6. De plus, aux termes de l'article 50 du même CCAG Travaux : " 50.1. Mémoire en réclamation : 50.1.1. Si un différend survient entre le titulaire et le maître d'œuvre, sous la forme de réserves faites à un ordre de service ou sous toute autre forme, ou entre le titulaire et le représentant du pouvoir adjudicateur, le titulaire rédige un mémoire en réclamation. / Dans son mémoire en réclamation, le titulaire expose les motifs de son différend, indique, le cas échéant, les montants de ses réclamations et fournit les justifications nécessaires correspondant à ces montants. Il transmet son mémoire au représentant du pouvoir adjudicateur et en adresse copie au maître d'œuvre. / Si la réclamation porte sur le décompte général du marché, ce mémoire est transmis dans le délai de trente jours à compter de la notification du décompte général. / Le mémoire reprend, sous peine de forclusion, les réclamations formulées antérieurement à la notification du décompte général et qui n'ont pas fait l'objet d'un règlement définitif. / 50.1.2. Après avis du maître d'œuvre, le représentant du pouvoir adjudicateur notifie au titulaire sa décision motivée dans un délai de trente jours à compter de la date de réception du mémoire en réclamation. / 50.1.3. L'absence de notification d'une décision dans ce délai équivaut à un rejet de la demande du titulaire. / 50.2. Lorsque le représentant du pouvoir adjudicateur n'a pas donné suite ou n'a pas donné une suite favorable à une demande du titulaire, le règlement définitif du différend relève des procédures fixées aux articles 50.3 à 50.6. / 50.3. Procédure contentieuse : / 50.3.1. A l'issue de la procédure décrite à l'article 50.1, si le titulaire saisit le tribunal administratif compétent, il ne peut porter devant cette juridiction que les chefs et motifs énoncés dans les mémoires en réclamation. / 50.3.2. Pour les réclamations auxquelles a donné lieu le décompte général du marché, le titulaire dispose d'un délai de six mois, à compter de la notification de la décision prise par le représentant du pouvoir adjudicateur en application de l'article 50.1.2, ou de la décision implicite de rejet conformément à l'article 50.1.3, pour porter ses réclamations devant le tribunal administratif compétent. / 50.3.3. Passé ce délai, il est considéré comme ayant accepté cette décision et toute réclamation est irrecevable. ".

7. S'il est possible au maître de l'ouvrage d'opérer une compensation entre les soldes de marchés distincts, c'est à la condition que les créances correspondantes soient certaines et exigibles.

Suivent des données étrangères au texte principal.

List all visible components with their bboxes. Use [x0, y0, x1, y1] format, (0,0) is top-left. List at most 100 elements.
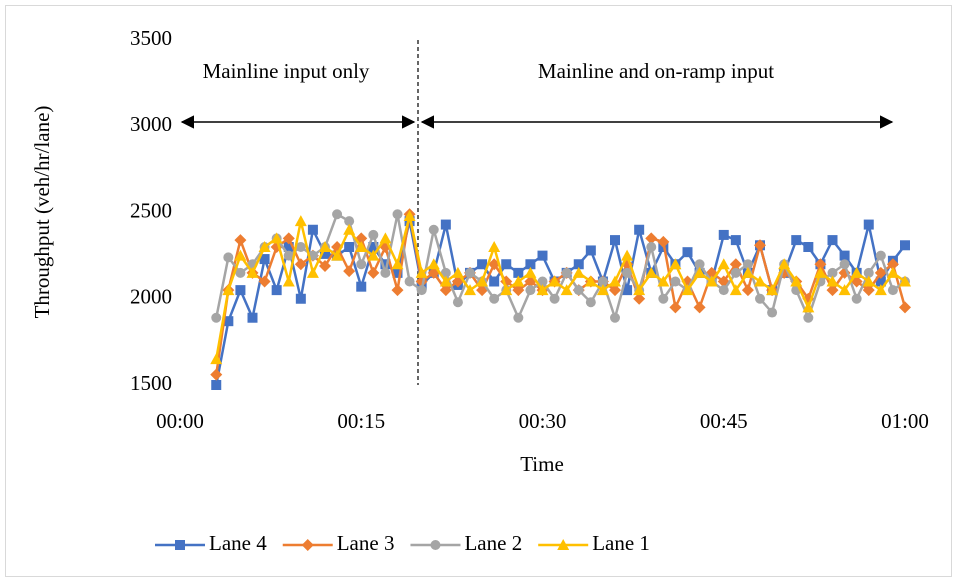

En l'espèce, pour procéder au recouvrement par compensation de la somme de 8 750 euros sur la facturation d'un autre chantier signé le 19 septembre 2019 avec la société Nagla peinture, la commune des Ulis a transmis au comptable public le titre de recette n°2105 du 30 juillet 2020, un certificat administratif signé le 29 juin 2020 par la maire de la commune et qui atteste que la société Nagla peinture doit se voir appliquer 35 jours de pénalités de retard à raison de 250 euros par jour, soit une somme de 8 750 euros, ainsi qu'un décompte général notifié à la société Nagla peinture le 24 septembre 2020 et établissant que cette dernière doit se voir appliquer des pénalités à hauteur de 8 750 euros. Si ce décompte général a été contesté par la société Nagla peinture par un courrier du 5 octobre 2020 adressé au maître d'œuvre et transmis au maître de l'ouvrage le 7 octobre 2020, il résulte de l'instruction que le maître de l'ouvrage a, par un courrier du 26 octobre 2020, transmis le jour même à la société Nagla, opposé un refus à sa réclamation et il n'est ni établi ni même allégué que cette décision de refus du 26 octobre 2020 aurait fait l'objet d'un recours qui aurait eu pour effet de priver le décompte général d'un caractère définitif. Par suite, le moyen tiré de ce que le comptable n'était pas fondé à procéder à la compensation légale dès lors que la créance litigieuse ne serait pas certaine, exigible et liquide doit être écarté, sans qu'il soit besoin de statuer sur la mise hors de cause du comptable public.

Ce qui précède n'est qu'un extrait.